Evidenciada a maneira desacautelada com que foi realizado o serviço de reparos em telhado, haja vista que as condições de segurança do obreiro não foram devidamente observadas, ocasionando, por conseguinte, a morte do funcionário, o dever de indenizar os prejuízos daí advindos mostra-se inarredável, por força do art. 7°, XXVIII da CRFB/88 e art. 186 do Código Civil, que contemplam a responsabilidade subjetiva do empregador por danos causados aos seus empregados no decurso do exercício laboral.
DANO MORAL. QUANTIFICAÇÃO. EQÜIDADE E RAZOABILIDADE.
Na ausência de critérios objetivos para mensuração do valor econômico da compensação pelos danos morais, deve o julgador valer-se das regras de experiência comum e bom senso, fixando-a de tal forma que não seja irrisória, a ponto de menosprezar a dor sofrida pela vítima, ou exagerada, tornando-se fonte de enriquecimento ilícito.
HONORÁRIOS ADVOCATÍCIOS. FAZENDA PÚBLICA.
A jurisprudência do Tribunal consolidou-se no sentido de que o percentual de 10% a título de honorários advocatícios é o mais apropriado na hipótese de ser vencida a Fazenda Pública.
REEXAME NECESSÁRIO. CORREÇÃO MONETÁRIA. JUROS DE MORA.
Para a correção das parcelas vencidas é recomendável a utilização do INPC e juros moratórios no percentual de 0,5% ao mês, até a entrada em vigor da Lei n. 10.406/2003, quando, então, deverá incidir a Taxa Selic, que compreende tanto os juros como o fator de correção.

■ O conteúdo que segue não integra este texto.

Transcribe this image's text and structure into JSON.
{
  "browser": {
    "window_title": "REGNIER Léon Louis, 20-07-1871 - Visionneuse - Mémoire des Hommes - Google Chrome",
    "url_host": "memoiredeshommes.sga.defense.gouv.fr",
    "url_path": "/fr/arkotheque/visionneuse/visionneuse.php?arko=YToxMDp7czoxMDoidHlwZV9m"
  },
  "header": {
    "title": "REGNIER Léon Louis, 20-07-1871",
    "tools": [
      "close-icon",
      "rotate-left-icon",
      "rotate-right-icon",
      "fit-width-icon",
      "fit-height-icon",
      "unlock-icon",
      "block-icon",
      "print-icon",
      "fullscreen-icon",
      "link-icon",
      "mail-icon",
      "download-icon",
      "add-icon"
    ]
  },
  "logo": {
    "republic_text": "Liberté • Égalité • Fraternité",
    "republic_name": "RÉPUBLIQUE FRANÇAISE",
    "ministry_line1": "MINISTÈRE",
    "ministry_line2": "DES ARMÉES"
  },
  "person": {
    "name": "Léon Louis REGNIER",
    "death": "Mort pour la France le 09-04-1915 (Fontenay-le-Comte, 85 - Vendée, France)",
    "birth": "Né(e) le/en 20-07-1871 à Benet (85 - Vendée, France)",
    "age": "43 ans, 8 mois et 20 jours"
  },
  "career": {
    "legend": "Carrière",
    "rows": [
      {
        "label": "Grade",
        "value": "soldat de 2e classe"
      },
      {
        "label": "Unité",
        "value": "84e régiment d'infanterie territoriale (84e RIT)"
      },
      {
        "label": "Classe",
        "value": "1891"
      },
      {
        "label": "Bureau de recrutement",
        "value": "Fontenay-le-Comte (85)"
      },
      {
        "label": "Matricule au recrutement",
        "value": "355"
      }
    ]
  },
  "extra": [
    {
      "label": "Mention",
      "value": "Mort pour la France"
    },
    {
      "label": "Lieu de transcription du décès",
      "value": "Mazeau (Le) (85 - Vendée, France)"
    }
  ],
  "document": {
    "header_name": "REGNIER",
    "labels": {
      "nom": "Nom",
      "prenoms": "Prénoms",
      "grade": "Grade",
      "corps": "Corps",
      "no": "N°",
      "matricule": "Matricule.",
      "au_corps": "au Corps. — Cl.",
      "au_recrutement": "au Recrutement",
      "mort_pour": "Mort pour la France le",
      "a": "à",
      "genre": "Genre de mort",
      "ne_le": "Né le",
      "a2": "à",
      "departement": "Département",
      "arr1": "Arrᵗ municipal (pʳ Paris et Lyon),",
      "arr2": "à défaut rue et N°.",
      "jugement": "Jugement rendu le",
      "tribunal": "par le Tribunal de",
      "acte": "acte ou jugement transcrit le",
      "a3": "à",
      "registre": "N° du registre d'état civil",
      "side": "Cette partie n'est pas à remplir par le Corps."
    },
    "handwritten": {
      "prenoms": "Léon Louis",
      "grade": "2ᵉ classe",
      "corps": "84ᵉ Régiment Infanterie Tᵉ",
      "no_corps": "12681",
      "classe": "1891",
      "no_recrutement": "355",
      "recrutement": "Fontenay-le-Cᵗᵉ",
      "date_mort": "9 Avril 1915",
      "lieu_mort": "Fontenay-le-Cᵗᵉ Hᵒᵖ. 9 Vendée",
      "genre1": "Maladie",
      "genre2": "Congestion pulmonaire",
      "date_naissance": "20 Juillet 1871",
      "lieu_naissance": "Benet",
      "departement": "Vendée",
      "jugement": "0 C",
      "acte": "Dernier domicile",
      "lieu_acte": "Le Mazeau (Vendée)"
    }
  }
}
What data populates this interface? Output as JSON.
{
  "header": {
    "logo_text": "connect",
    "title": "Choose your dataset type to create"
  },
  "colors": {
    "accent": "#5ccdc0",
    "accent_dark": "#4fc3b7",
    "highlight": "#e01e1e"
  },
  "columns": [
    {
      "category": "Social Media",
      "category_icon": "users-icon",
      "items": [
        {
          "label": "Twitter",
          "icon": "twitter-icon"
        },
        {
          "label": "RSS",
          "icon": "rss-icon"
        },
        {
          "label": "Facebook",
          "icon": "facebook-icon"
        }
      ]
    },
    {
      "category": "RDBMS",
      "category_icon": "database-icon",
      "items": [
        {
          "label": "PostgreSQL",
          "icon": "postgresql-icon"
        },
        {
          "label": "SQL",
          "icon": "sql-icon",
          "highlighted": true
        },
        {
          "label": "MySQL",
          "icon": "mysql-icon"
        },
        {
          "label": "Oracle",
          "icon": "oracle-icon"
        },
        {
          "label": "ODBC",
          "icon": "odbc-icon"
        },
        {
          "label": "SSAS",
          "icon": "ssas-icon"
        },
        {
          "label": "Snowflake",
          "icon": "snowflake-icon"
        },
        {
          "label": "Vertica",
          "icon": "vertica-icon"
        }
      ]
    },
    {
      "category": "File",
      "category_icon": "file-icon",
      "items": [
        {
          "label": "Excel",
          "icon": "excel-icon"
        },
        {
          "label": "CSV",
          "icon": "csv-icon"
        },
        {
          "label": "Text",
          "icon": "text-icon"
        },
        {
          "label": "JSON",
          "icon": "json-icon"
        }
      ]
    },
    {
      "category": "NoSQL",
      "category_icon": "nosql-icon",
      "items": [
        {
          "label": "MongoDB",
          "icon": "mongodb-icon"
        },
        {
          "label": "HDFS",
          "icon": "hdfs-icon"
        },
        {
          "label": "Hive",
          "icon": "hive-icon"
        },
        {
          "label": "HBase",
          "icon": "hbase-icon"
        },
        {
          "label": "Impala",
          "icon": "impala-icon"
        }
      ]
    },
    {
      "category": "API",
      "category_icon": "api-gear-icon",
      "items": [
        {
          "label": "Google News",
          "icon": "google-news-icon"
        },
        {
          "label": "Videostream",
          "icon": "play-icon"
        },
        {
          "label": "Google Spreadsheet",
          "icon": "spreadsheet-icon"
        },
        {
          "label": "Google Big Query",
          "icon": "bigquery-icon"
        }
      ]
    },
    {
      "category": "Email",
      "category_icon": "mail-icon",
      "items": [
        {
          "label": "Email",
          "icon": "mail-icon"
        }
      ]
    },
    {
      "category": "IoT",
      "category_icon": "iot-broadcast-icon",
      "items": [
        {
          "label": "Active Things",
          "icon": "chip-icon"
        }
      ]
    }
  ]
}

Vistos, relatados e discutidos estes autos de Apelação Cível n. 2008.000500-4, da comarca de Campos Novos (1ª Vara Cível/crime), em que é apelante Município de Erval Velho, e apeladas Matilde de Fátima Piccoli e outro:
ACORDAM, em Terceira Câmara de Direito Público, por votação unânime, conhecer e desprover o recurso. Custas na forma da lei.
RELATÓRIO
Matilde de Fátima Piccoli e Cristina Piccoli ajuizaram ação ordinária de indenização por danos morais em face do Município de Erval Velho, sob o fundamento de que seu esposo e pai, Enor Piccoli, servidor municipal, no dia 16.01.03, sofreu acidente de trabalho ao cair do telhado do pavilhão localizado na comunidade de Monte Alegre, ocasionando sua morte. Imputando à negligência do réu a causa do sinistro, postulou a compensação pelo sofrimento a que foram submetidas, sugerindo 500 (quinhentos) salários mínimos (fls. 02-13).
Citado, o réu apresentou contestação, defendendo culpa exclusiva da vítima ou, alternativamente, culpa concorrente. Ainda, insurgiu-se quando aos valores pretendidos, pugnando, por fim, pela rejeição da súplica (fls. 26-34).
Após a réplica (fls. 38-41), possibilitou-se a conciliação das partes por duas vezes, sem resultado positivo (fls. 54 e fl. 66), deferindo-se, no saneador, a produção de prova testemunhal (fl. 67)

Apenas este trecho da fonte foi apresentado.